Talvez o maior problema aqui seja que as pessoas simplesmente não se importam se as coisas são reais ou não, não querem se envolver com o mundo tal como ele é. A vida real, para muitos, é um domínio de luta e frustração constantes; É muito melhor recuar para o reino da fantasia e deixar a realidade de lado.

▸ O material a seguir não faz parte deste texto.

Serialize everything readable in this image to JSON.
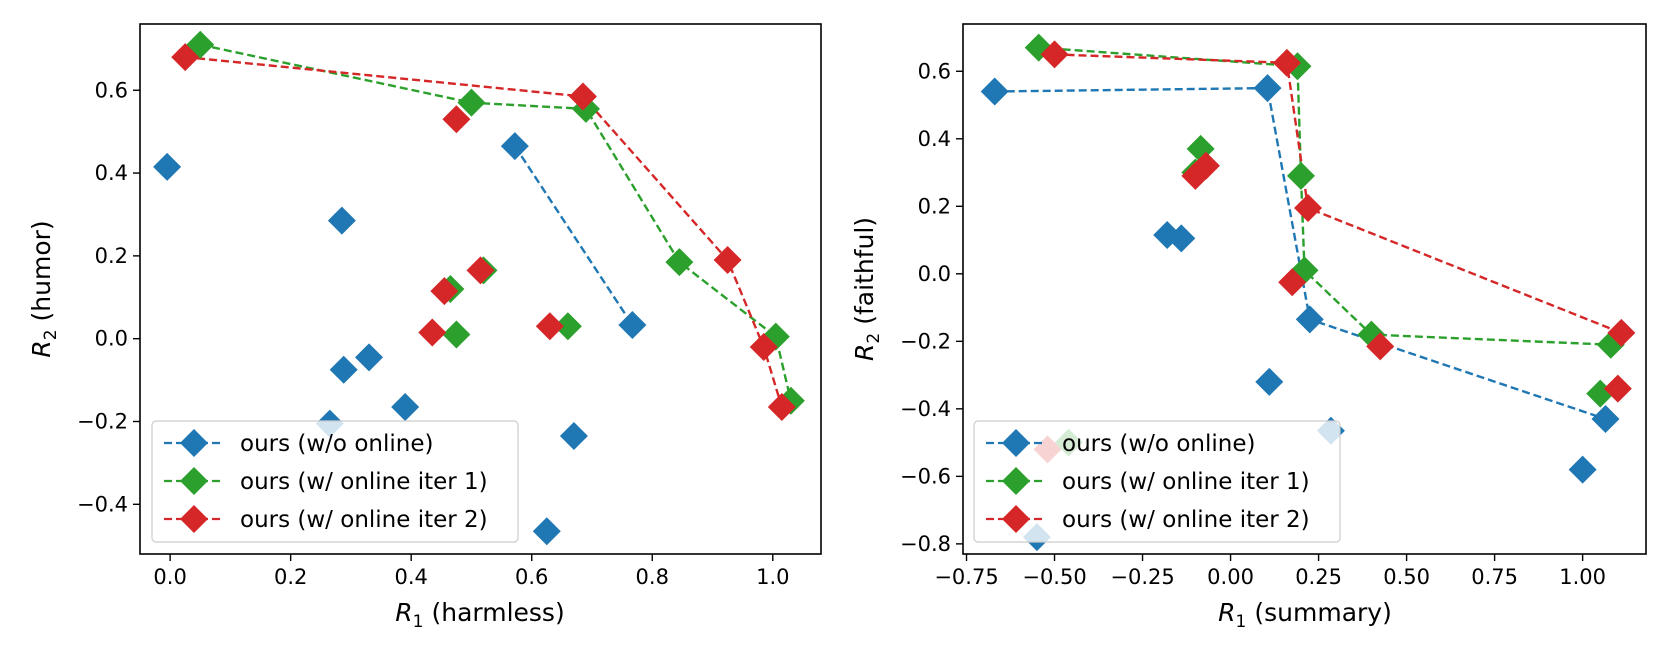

Enquanto Freddy está ocupado coletando gasolina barata em sua odisséia transamericana, contas de fãs no X que rotulam claramente sua produção como “citações fictícias” geralmente geram milhares de visualizações. “Insights” totalmente falsos Da mais alta autoridade do futebol à ação do dia na Copa do Mundo. Uma dessas contas foi postado uma “citação” elaborada de Arsene Wenger sobre o soco de Matias Galarza em Kylian Mbappe no primeiro tempo nas oitavas de final, praticamente no final da partida entre França e Paraguai; Já atraiu mais de 2.000 curtidas

@freddyla7 é fato ou ficção? Qualquer que seja a sua verdadeira identidade, nacionalidade e intenções, “Freddy, o Alemão” não estava destinado a ser entendido pela cultura como uma pessoa real. Freddy é uma ideia: o torcedor de futebol moderno, estrangeiro na América, de Humanos como ciborguesDissolvendo-se no smartphone, tornando-se um com a máquina. Como torcedor, Freddie é um recipiente para experiências (amistosos internacionais no Alabama! Portugal x Croácia por macarrão de quarto de hotel!) e agendas (como o maldito IShowSpeed, ele é um ativista cansativo e implacável de Ronaldo). Como visitante da América, ele foi um modelo de respeito e admiração (“Ele foi incrivelmente gentil e grato”, Observe que JJ Watt no podcast Men in Blazers após conhecer Freddie em Houston), um homem pronto para confirmar a grandeza da América e nunca deixar de ser bem-vindo. Como pôster, ele é irresistível. Ele é Tocqueville com uma camisa CR7 – mas não com nenhum dos grandes franceses cronista Perspicácia americana ou inteligência crítica.

“Ele está com a cabeça apoiada nos ombros, apesar de tudo – ele percebe que não é normal, não é real”, disse Watt em referência ao personagem estendido que deu a Freddie em Homens de Blazers. Bem, exatamente. Nada é real agora – excepto a crescente frustração dos jogadores de futebol em campo e o dom indomável da América em atrair para a luz os crentes, fabulistas, evangelistas e profissionais de marketing do mundo.